Why Local Search Needs Real-Time Data (MediaPost)
Detours around a dead end are common. So go ahead. Optimize your mobile search strategy, but forgetting to update information in Bing and Google engines or Citysearch directories, navigation apps and maps, review sites, daily deals and GPS-enabled marketing solutions only frustrates consumers. According to a new study, it turns out the quality of information in local business listings isn’t keeping up with consumer demand and expectations.

iBeacons, Device Targeting, and Big Data Will Play Important Roles in Hyperlocal Targeting (iMedia Connection)
Joe Lichtenberg: The most important feature that marketers should consider integrating into their campaigns is iBeacons – Apple’s low-cost transmitters that it claims will be highly efficient at calculating exact location, including indoor mapping. Advanced location-based technology, such as iBeacons, provides advertisers with greater targeting capabilities to reach the right consumers at the right time – when they are physically in a retail location or near a sale item.

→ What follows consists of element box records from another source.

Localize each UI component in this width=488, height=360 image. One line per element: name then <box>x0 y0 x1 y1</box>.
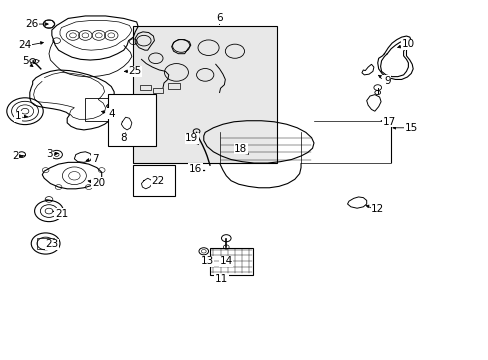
Bar <box>38 238 54 249</box>
Text: 20: 20 <box>92 178 105 188</box>
Bar <box>167 83 180 89</box>
Text: 25: 25 <box>128 66 142 76</box>
Bar <box>209 248 253 275</box>
Text: 1: 1 <box>15 112 21 121</box>
Text: 18: 18 <box>234 144 247 154</box>
Text: 6: 6 <box>216 13 223 23</box>
Text: 26: 26 <box>25 19 39 29</box>
Bar <box>133 26 277 163</box>
Text: 3: 3 <box>45 149 52 158</box>
Bar <box>85 98 116 121</box>
Text: 23: 23 <box>45 239 59 249</box>
Text: 21: 21 <box>55 208 68 219</box>
Text: 8: 8 <box>120 133 127 143</box>
Text: 9: 9 <box>383 76 390 86</box>
Text: 22: 22 <box>151 176 164 186</box>
Text: 4: 4 <box>108 109 114 119</box>
Text: 2: 2 <box>12 151 19 161</box>
Text: 17: 17 <box>382 117 395 127</box>
Bar <box>133 165 175 196</box>
Text: 16: 16 <box>188 164 202 174</box>
Text: 14: 14 <box>219 256 232 266</box>
Bar <box>108 94 156 147</box>
Text: 19: 19 <box>185 133 198 143</box>
Text: 12: 12 <box>370 204 384 214</box>
Bar <box>140 85 150 90</box>
Text: 5: 5 <box>21 56 28 66</box>
Text: 13: 13 <box>200 256 213 266</box>
Bar <box>153 88 163 93</box>
Text: 24: 24 <box>19 40 32 50</box>
Text: 15: 15 <box>404 123 417 133</box>
Text: 10: 10 <box>401 39 414 49</box>
Text: 11: 11 <box>214 274 228 284</box>
Text: 7: 7 <box>91 154 98 164</box>
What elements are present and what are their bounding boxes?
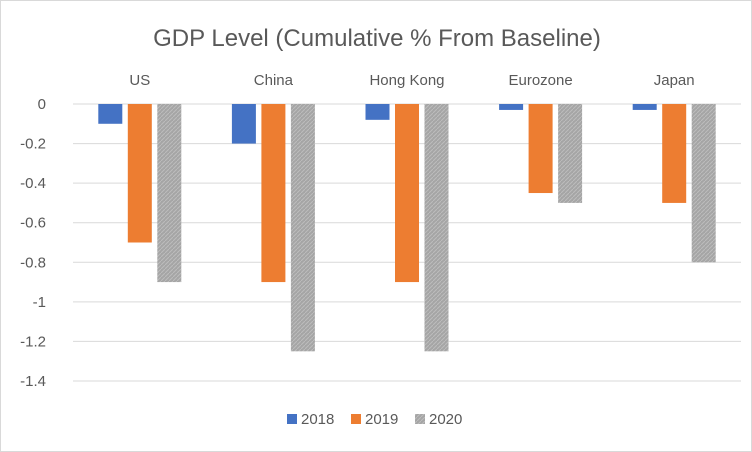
bars [98,104,716,352]
legend-label-2019: 2019 [365,411,398,428]
y-tick-label: -1.4 [20,373,46,390]
bar-series-2020-eurozone [558,104,583,203]
bar-series-2019-eurozone [528,104,553,194]
bar-series-2019-japan [662,104,687,203]
bar-series-2019-china [261,104,286,283]
bar-series-2019-hong-kong [395,104,419,283]
y-tick-label: -0.2 [20,136,46,153]
category-label: China [254,72,294,89]
bar-series-2020-us [157,104,182,283]
bar-series-2019-us [127,104,152,243]
y-tick-label: -0.6 [20,215,46,232]
y-tick-label: 0 [38,96,46,113]
y-tick-label: -0.8 [20,254,46,271]
y-tick-label: -0.4 [20,175,46,192]
bar-series-2020-hong-kong [424,104,449,352]
chart-title: GDP Level (Cumulative % From Baseline) [153,25,601,52]
bar-series-2018-us [98,104,123,124]
category-label: Japan [654,72,695,89]
bar-series-2018-japan [632,104,657,110]
legend-swatch-2019 [351,414,361,424]
bar-series-2018-eurozone [499,104,524,110]
bar-series-2018-china [231,104,256,144]
legend-swatch-2020 [415,414,425,424]
y-tick-label: -1.2 [20,333,46,350]
category-label: Hong Kong [369,72,444,89]
legend-swatch-2018 [287,414,297,424]
legend: 2018 2019 2020 [287,411,462,428]
bar-series-2018-hong-kong [365,104,390,120]
category-label: Eurozone [508,72,572,89]
legend-label-2018: 2018 [301,411,334,428]
y-axis-ticks: 0 -0.2 -0.4 -0.6 -0.8 -1 -1.2 -1.4 [20,96,46,390]
bar-series-2020-china [290,104,315,352]
category-labels: US China Hong Kong Eurozone Japan [129,72,694,89]
category-label: US [129,72,150,89]
legend-label-2020: 2020 [429,411,462,428]
bar-series-2020-japan [691,104,716,263]
y-tick-label: -1 [33,294,46,311]
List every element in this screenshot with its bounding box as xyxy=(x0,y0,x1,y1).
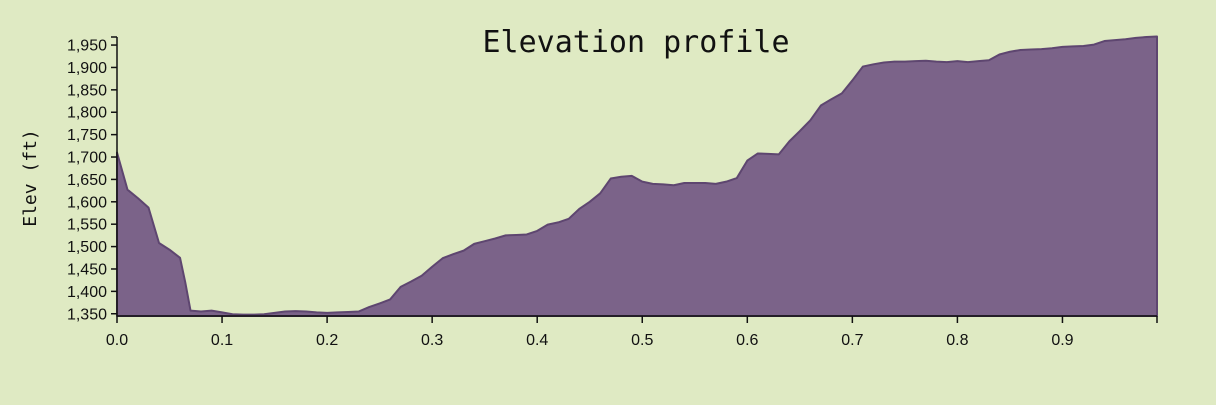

Belo Said to Have 70% Shareholder Support for Gannett Offer (Bloomberg)
Belo, the TV station owner that is the target of a $1.5 billion takeover bid by Gannett, has support from more than 70 percent of its shareholders for the deal, a person with knowledge of the matter said. Belo hasn’t received any superior offers and can’t accept a new bid once the Gannett deal is approved, said the person, who asked not to be named because the process is private.

CardSpring Connect Lets Merchants “Switch On” Card-Linked Offers On Foursquare & Elsewhere With Just A Click (TechCrunch)
A new service called CardSpring Connect, launching today, offers a self-serve online dashboard that allows merchants to easily create campaigns, connect apps like Foursquare, Trialpay, Thanx, MOGL, OnStripe and others, then sit back and watch as the analytics update in real-time with each swipe of a customer’s card at checkout. CardSpring Connect is the latest from CardSpring, a payments infrastructure startup founded by former Netscape engineers as a means of connecting online and mobile applications to payment cards via APIs.

IndoorAtlas Uses Geomagnetism To Map Buildings GPS Can’tReach (GigaOm)
IndoorAtlas has entered the increasingly crowded indoor mapping and navigation space, definitely has a trick up its sleeve that sets it apart from other location-based technology companies. Instead of using Wi-Fi or Bluetooth signals to triangulate a device’s location within a building, it’s using the Earth’s geomagnetic field.